Der Zweck des BMM besteht darin, den Mieter vor missbräuchlichen Mietzinsen und anderen missbräuchlichen Forderungen des Vermieters zu schützen. Diesem Zweck widerspricht es, dass der Vermieter mit der Geltendmachung der Erhöhungen beliebig zuwarten kann. Die Rückwirkung führt zu Unsicherheiten im Verhältnis zwischen den Vertragsparteien; sie zu vermeiden war für das Bundesgericht bereits entscheidend bei der Antwort auf die Frage, wann Begehren um Änderung der Bestimmungen von Mietverträgen, die erstreckt werden sollen, spätestens vorzubringen sind (
BGE 102 II 16
E. c). Die Befugnis des Vermieters, durch Mitteilung den Zins zu erhöhen, ist ein Gestaltungsrecht; Gestaltungsrechte wirken in der Regel allein für die Gegenwart oder Zukunft. Wirkungen für die Vergangenheit sind erst dann anzunehmen, wenn sich dafür im Gesetz selbst oder im Vertrag eine Grundlage finden lässt (L'HUILLIER, La notion du droit formateur en droit privé suisse, Genf 1947, S. 157 ff.; VON TUHR, Der allgemeine Teil des deutschen bürgerlichen Rechts, Bd. II/1, S. 21 f.). Fehlen wie im vorliegenden Fall derartige Grundlagen, so bleibt die rückwirkende Erhöhung von Mietzinsen grundsätzlich ausgeschlossen. Ob diese Regel eine Ausnahme erleidet, wenn der Vermieter vertragliche Anpassungstermine nicht ausnutzen kann, weil er gemäss
Art. 13 Abs. 2 VMM
die Erhöhung frühestens nach der öffentlichen Bekanntmachung des neuen Indexstandes mitteilen darf, mag hier offenbleiben.
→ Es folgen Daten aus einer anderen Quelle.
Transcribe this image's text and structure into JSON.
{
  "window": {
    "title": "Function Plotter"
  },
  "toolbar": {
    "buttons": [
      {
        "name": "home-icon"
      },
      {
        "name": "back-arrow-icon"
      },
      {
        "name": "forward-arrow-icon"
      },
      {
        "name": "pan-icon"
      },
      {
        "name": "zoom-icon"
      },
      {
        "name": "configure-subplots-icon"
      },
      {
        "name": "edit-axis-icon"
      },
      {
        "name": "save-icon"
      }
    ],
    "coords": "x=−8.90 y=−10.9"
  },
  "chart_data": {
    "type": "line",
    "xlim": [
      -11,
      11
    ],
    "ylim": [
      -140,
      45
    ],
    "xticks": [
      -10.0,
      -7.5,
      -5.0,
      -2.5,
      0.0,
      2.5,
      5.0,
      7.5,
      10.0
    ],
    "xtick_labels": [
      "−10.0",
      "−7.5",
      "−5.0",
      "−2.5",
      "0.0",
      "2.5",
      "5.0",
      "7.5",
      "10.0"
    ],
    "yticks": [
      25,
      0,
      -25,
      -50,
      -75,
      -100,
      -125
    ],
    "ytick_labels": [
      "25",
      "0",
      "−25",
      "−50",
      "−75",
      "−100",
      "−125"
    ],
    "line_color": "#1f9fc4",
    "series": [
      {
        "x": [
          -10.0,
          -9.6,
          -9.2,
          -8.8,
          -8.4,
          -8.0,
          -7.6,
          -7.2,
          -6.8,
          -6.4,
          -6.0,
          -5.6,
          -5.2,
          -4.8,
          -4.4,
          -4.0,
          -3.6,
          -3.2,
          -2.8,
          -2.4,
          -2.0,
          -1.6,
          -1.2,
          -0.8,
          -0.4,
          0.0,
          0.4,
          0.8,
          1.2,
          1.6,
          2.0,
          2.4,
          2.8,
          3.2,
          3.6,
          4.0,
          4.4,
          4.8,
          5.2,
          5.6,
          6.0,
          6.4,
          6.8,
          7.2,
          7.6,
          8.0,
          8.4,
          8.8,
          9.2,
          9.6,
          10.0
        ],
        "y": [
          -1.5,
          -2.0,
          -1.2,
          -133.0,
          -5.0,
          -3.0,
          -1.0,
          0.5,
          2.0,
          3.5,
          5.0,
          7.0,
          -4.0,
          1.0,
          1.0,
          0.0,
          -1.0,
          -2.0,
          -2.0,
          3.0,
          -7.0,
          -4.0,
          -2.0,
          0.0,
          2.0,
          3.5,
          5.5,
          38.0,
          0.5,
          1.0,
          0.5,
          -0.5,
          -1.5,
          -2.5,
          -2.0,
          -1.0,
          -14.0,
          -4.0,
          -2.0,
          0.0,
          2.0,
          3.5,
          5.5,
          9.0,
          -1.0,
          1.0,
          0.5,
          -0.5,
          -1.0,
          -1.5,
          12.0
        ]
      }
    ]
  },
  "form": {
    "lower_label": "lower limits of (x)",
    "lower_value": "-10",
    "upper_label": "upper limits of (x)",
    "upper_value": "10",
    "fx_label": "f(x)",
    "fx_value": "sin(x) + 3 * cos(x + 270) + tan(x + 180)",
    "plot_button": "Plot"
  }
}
Die Anzeige der Klägerin vom 13. Dezember 1982, mit der sie nachträglich die Mietzinse für die Jahre 1981 und 1982 erhöhen wollte, ist daher wirkungslos, womit das angefochtene Urteil insofern im Ergebnis zu bestätigen ist.
4.
Die Zahlung der erhöhten Mietzinse bis und mit 1981 schloss es nach Ansicht der Vorinstanz nicht aus, dass die Beklagte sich nachträglich auf die Nichtigkeit der Erhöhungen für die Jahre 1981 und 1982 berief. Die Begründung im angefochtenen Urteil, ein widersprüchliches Verhalten sei nicht hinreichend glaubhaft gemacht, hält die Klägerin freilich für aktenwidrig. Sie übersieht dabei aber, dass das Berufungsverfahren die Rüge der Aktenwidrigkeit nicht kennt. Zulässig wäre allenfalls die Geltendmachung eines offensichtlichen Versehens (Art. 55 Abs. 1 lit. d, 63 Abs. 2 OG;
BGE 104 II 74
E. b, 113 E. a). Die Klägerin nennt aber keine Aktenstelle, die übersehen oder unrichtig wahrgenommen worden sein soll. Sollte sie der Auffassung sein, der Tatbestand sei unter dem Gesichtspunkt des widersprüchlichen Verhaltens zu ergänzen
BGE 110 II 494 S. 498
(
Art. 64 Abs. 1 OG
), so hätte sie darlegen müssen, dass sie sich auf die entsprechenden Tatsachen bereits vor kantonaler Instanz berufen und im Bestreitungsfall dafür Beweis angeboten hat. Auch an diesem Nachweis fehlt es indes, so dass die Frage des widersprüchlichen Verhaltens allein aufgrund der im angefochtenen Urteil festgehaltenen Tatsachen zu überprüfen ist (
Art. 63 Abs. 2 OG
).
Widersprüchliches Verhalten liegt dann vor, wenn durch das frühere Verhalten bei einem Partner schutzwürdiges Vertrauen begründet worden ist, das diesen zu Handlungen veranlasst hat, die ihm angesichts der neuen Situation nunmehr zum Schaden gereichen (
BGE 106 II 323
E. 3a mit Hinweisen). Diese Voraussetzungen sind hier nicht erfüllt. Offen bleibt namentlich, ob die Beklagte im Wissen um die Ungültigkeit der Zinserhöhung geleistet hat (dazu
BGE 104 II 103
E. b und c; MERZ, N. 475 zu
Art. 2 ZGB
; KNOEPFLER, Problèmes posés par les loyers payés à tort, in 2e séminaire sur le bail à loyer, Université de Neuchâtel, 1982, S. 8 f.). Insofern unterscheidet sich der vorliegende Fall von dem in Nr. 11 der Mitteilungen des Bundesamtes für Wohnungswesen zum Mietrecht veröffentlichten Entscheid Nr. 9, wo der Mieter in Kenntnis der Formschrift von
Art. 18 BMM
ausdrücklich auf deren Innehaltung verzichtet und die getroffene Vereinbarung freiwillig erfüllt hat.